The moon is only a stepping stone to future planetary destinations. Once queers land on the moon, a whole universe of opportunities will open up to the LGBTQ+ community. That being said though, there is really only one planet that gay astronauts aspire to get to. Ur-anus. 

This depiction of a Pride Flag on the moon makes me hope that the Iranians develop a space program at warp speed and get to the moon first. Or perhaps the Palestinians. If we want them to get to the moon in a hurry all we need to do is establish an Israeli settlement there first.   

If a Pride Flag is planted on the moon, I expect that will be planted by a Drag Queen in the Marines. If that is the case, a statue will be made of the epic event and it will supplant the existing one that celebrates the raising of the stars and stripes on Iwo Jima. Just imagine. One Drag Queen and five kids in his platoon forever in bronze. The new statue will rectify the misimpression that that the marines raised the flag on Mount Suribachi. This time the Drag Queen marine will be following the order to mount Suribachi. 
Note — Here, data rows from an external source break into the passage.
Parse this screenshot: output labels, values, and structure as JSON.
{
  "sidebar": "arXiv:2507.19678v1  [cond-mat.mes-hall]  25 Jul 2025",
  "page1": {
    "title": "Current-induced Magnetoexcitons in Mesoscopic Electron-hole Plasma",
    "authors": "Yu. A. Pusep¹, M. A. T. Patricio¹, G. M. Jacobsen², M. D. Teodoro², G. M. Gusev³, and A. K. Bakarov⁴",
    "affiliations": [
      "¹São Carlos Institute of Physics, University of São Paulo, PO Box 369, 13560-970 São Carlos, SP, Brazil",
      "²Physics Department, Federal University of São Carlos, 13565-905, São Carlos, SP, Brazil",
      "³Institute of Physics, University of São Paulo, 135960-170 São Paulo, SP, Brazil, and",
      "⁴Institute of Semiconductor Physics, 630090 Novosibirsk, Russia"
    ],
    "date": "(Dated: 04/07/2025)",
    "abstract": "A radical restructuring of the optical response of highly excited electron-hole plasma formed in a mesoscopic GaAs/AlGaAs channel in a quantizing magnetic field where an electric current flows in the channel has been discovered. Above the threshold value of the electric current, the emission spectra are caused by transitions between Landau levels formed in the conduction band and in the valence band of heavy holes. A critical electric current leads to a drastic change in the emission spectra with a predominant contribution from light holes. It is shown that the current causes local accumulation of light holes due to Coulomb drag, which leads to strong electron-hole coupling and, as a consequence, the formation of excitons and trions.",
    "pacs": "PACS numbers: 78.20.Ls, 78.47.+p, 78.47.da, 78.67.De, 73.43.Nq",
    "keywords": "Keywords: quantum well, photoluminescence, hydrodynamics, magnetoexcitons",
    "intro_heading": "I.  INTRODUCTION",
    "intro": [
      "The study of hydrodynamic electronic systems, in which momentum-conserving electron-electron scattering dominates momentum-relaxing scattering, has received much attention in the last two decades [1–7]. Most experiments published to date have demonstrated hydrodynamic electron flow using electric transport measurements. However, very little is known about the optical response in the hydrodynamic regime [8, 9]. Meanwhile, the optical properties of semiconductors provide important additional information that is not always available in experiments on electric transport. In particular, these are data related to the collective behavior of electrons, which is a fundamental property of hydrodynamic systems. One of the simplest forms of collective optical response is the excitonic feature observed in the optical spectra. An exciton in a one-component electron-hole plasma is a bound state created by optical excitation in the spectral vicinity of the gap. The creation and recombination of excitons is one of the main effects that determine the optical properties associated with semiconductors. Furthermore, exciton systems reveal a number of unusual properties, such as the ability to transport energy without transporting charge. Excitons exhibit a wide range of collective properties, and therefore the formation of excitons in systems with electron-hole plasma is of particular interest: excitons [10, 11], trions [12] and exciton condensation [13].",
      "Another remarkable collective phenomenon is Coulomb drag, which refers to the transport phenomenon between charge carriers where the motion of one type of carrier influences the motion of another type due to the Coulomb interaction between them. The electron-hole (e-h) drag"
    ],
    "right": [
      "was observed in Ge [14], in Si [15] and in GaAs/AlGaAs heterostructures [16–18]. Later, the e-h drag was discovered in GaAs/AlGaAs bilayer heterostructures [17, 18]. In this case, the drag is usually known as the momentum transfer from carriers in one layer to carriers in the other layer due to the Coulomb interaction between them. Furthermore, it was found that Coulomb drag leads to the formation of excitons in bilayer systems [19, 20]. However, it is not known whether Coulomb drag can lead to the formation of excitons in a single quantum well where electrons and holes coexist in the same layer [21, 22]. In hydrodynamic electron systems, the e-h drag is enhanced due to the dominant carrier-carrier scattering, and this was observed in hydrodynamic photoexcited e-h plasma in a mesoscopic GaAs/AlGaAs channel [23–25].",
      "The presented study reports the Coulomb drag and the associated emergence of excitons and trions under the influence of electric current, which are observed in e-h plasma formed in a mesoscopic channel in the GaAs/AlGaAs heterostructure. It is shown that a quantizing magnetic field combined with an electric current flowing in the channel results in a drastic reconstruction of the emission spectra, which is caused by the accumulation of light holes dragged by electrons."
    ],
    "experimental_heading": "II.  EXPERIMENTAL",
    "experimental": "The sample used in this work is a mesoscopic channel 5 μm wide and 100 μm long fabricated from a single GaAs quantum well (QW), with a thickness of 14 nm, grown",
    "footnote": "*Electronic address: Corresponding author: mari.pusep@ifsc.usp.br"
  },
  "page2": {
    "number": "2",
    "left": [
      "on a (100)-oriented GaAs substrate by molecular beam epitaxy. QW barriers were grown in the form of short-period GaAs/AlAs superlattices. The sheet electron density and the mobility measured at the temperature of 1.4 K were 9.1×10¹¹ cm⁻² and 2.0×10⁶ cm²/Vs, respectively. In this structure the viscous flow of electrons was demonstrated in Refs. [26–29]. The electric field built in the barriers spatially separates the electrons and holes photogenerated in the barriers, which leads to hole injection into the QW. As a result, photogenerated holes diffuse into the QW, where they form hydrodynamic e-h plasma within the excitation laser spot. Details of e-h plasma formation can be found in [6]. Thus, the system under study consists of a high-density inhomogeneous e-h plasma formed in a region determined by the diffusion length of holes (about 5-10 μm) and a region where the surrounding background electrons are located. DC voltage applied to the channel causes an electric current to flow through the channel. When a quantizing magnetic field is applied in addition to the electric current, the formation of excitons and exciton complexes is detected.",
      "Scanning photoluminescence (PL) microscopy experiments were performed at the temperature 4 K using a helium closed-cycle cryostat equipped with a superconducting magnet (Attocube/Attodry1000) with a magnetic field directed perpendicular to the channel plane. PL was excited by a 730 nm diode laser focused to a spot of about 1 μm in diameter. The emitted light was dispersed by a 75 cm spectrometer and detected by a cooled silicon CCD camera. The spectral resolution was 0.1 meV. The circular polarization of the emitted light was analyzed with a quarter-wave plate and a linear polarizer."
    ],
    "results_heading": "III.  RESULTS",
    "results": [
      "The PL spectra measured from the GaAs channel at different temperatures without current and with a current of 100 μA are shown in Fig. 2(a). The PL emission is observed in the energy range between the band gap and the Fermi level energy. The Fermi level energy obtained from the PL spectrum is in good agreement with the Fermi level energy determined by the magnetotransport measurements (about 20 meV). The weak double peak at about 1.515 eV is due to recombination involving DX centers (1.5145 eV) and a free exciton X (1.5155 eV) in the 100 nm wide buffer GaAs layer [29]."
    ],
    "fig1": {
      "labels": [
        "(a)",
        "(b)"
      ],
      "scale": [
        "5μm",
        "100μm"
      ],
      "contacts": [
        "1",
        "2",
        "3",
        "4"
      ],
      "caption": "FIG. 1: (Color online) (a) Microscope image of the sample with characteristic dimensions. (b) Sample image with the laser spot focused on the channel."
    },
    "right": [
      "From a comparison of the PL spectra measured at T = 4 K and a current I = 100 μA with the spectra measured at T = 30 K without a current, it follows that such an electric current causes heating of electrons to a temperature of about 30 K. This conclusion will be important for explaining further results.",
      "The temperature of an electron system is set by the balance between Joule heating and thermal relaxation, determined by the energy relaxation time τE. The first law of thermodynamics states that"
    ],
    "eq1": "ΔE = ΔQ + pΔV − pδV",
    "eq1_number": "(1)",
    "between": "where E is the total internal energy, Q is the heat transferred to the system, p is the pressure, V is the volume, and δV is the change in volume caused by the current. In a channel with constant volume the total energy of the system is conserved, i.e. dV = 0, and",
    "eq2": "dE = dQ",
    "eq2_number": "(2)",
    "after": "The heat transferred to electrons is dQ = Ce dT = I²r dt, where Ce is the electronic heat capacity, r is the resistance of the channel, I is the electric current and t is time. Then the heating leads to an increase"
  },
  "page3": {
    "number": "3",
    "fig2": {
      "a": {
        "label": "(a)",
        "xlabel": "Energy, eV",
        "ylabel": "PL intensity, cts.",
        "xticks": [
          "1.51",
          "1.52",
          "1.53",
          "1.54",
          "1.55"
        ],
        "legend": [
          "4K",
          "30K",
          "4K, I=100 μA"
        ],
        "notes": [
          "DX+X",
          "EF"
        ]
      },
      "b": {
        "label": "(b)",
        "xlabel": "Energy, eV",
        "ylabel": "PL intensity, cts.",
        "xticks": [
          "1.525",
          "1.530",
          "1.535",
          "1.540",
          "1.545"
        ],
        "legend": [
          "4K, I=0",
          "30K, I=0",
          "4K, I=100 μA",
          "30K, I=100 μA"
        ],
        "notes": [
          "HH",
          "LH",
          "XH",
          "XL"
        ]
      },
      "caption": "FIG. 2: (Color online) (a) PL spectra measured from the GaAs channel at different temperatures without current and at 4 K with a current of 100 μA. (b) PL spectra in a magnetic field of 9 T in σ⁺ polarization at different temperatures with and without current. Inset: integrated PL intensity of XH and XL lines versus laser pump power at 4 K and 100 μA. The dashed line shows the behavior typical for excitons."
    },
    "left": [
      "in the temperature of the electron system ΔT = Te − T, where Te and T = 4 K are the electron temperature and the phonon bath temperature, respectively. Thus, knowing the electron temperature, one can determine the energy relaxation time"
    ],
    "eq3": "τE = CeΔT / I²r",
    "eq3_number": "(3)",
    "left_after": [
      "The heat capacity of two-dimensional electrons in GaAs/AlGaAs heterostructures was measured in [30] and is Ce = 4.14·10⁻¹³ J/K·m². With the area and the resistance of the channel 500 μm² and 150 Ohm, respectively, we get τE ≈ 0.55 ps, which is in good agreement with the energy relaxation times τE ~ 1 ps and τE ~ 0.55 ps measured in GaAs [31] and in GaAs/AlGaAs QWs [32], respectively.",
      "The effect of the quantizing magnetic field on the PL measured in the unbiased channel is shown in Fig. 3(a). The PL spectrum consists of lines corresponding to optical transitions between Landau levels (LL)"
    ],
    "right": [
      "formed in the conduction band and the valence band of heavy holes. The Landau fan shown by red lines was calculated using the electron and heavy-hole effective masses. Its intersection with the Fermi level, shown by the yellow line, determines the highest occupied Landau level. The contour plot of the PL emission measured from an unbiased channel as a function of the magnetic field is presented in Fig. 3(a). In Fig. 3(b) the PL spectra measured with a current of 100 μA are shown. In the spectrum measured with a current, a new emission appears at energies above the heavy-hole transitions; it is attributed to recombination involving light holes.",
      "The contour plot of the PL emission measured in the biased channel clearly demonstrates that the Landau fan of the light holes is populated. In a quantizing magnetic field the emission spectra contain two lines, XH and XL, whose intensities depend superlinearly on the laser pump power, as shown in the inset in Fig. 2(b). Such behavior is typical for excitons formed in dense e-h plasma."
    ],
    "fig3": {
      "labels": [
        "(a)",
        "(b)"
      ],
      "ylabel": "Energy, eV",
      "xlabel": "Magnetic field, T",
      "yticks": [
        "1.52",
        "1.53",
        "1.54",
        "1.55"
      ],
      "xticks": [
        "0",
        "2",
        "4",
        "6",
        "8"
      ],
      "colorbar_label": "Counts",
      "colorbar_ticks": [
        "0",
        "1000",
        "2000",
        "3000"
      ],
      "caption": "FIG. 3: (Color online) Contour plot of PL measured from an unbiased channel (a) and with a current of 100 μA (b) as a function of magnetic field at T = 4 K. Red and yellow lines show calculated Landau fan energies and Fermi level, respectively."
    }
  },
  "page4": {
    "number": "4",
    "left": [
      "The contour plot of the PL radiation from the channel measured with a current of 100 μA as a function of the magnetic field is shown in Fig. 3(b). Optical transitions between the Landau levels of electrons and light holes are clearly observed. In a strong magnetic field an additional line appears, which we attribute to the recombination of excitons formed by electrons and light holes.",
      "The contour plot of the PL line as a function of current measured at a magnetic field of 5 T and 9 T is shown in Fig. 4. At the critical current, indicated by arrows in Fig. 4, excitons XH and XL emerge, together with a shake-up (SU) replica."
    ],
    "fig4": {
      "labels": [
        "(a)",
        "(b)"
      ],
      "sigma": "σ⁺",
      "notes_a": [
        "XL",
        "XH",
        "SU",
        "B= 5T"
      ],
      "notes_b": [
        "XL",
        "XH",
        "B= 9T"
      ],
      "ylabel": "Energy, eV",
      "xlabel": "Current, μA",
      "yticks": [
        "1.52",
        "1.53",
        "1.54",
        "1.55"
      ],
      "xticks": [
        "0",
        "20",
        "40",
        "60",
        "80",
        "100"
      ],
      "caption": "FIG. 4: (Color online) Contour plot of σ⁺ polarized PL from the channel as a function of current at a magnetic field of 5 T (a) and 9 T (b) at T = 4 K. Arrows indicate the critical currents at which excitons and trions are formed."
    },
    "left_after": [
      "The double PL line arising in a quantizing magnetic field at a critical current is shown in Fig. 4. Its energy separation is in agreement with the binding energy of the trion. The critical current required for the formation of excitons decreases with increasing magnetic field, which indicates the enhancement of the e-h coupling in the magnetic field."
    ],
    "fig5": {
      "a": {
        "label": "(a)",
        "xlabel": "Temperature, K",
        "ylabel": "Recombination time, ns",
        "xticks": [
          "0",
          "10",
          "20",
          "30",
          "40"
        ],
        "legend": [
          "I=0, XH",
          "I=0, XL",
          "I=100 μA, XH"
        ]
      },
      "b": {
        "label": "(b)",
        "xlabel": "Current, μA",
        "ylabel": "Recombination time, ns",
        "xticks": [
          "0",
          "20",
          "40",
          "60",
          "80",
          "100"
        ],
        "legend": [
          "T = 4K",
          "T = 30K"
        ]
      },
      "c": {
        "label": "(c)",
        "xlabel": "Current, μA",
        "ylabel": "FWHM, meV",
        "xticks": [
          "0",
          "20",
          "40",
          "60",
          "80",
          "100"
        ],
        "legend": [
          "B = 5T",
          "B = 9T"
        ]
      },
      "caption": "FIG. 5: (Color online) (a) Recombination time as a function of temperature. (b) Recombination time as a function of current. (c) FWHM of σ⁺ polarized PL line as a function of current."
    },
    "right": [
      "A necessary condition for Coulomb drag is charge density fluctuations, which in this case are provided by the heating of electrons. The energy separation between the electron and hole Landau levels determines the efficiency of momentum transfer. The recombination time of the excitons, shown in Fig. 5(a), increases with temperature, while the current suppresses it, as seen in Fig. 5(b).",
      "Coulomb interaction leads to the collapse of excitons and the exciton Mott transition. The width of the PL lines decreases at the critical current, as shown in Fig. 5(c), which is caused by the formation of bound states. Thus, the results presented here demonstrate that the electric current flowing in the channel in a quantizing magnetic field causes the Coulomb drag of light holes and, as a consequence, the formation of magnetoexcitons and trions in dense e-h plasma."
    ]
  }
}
The only question that remains to be answered  is whether NASA can find a place for a white CIS-male in the mission. Just  one. A token gesture. I mean, if the mission fails, someone has to take the fall. It will be a challenging task, because if all 65 gender orientations in the LGBTQ+ rainbow are to be represented on board, it will exceed the carrying capacity of the space ship.  

The only option then would be to ensure that at least half of the crew are gender-fluid. This would not be a novel approach. Coaches of Olympic hockey teams follow the same principle when the select players for the  team. A certain portion of the roster must consist of players would can play different roles so that injured players can be easily replaced. If one astronaut goes down, another must be there to stand up in his face. 

Crew must be flexible. They must be able to bend in any direction when the occasion calls for it. They must be equally at home with being men, trans-men, women, trans-women, goats, horses or gold fish. And though floor space is at a premium, room must be found for  groveling politicians ready to affirm their newfound identities, plus linguists who can coin new pronouns at the speed of light to ensure that no one is misgendered. Hurt feelings can be fatal to any mission, and outer space is cruelly unforgiving.     

If this reasonable accommodation seems unreasonable, it is a price that needs to be paid. Diversity is always an asset. It’s what makes nations vibrant, interesting and dysfunctional. Failed states swear by it. Canada for example. 

Speaking of Canada, space enthusiasts were excited to learn that Canadarm “3” will offer a small, more dexterous arm to grope for mission-critical material at close quarters. I was reputedly designed by a retired female news reporter who was inspired by a close encounter of the unwanted kind with Justin Trudeau 23 years ago.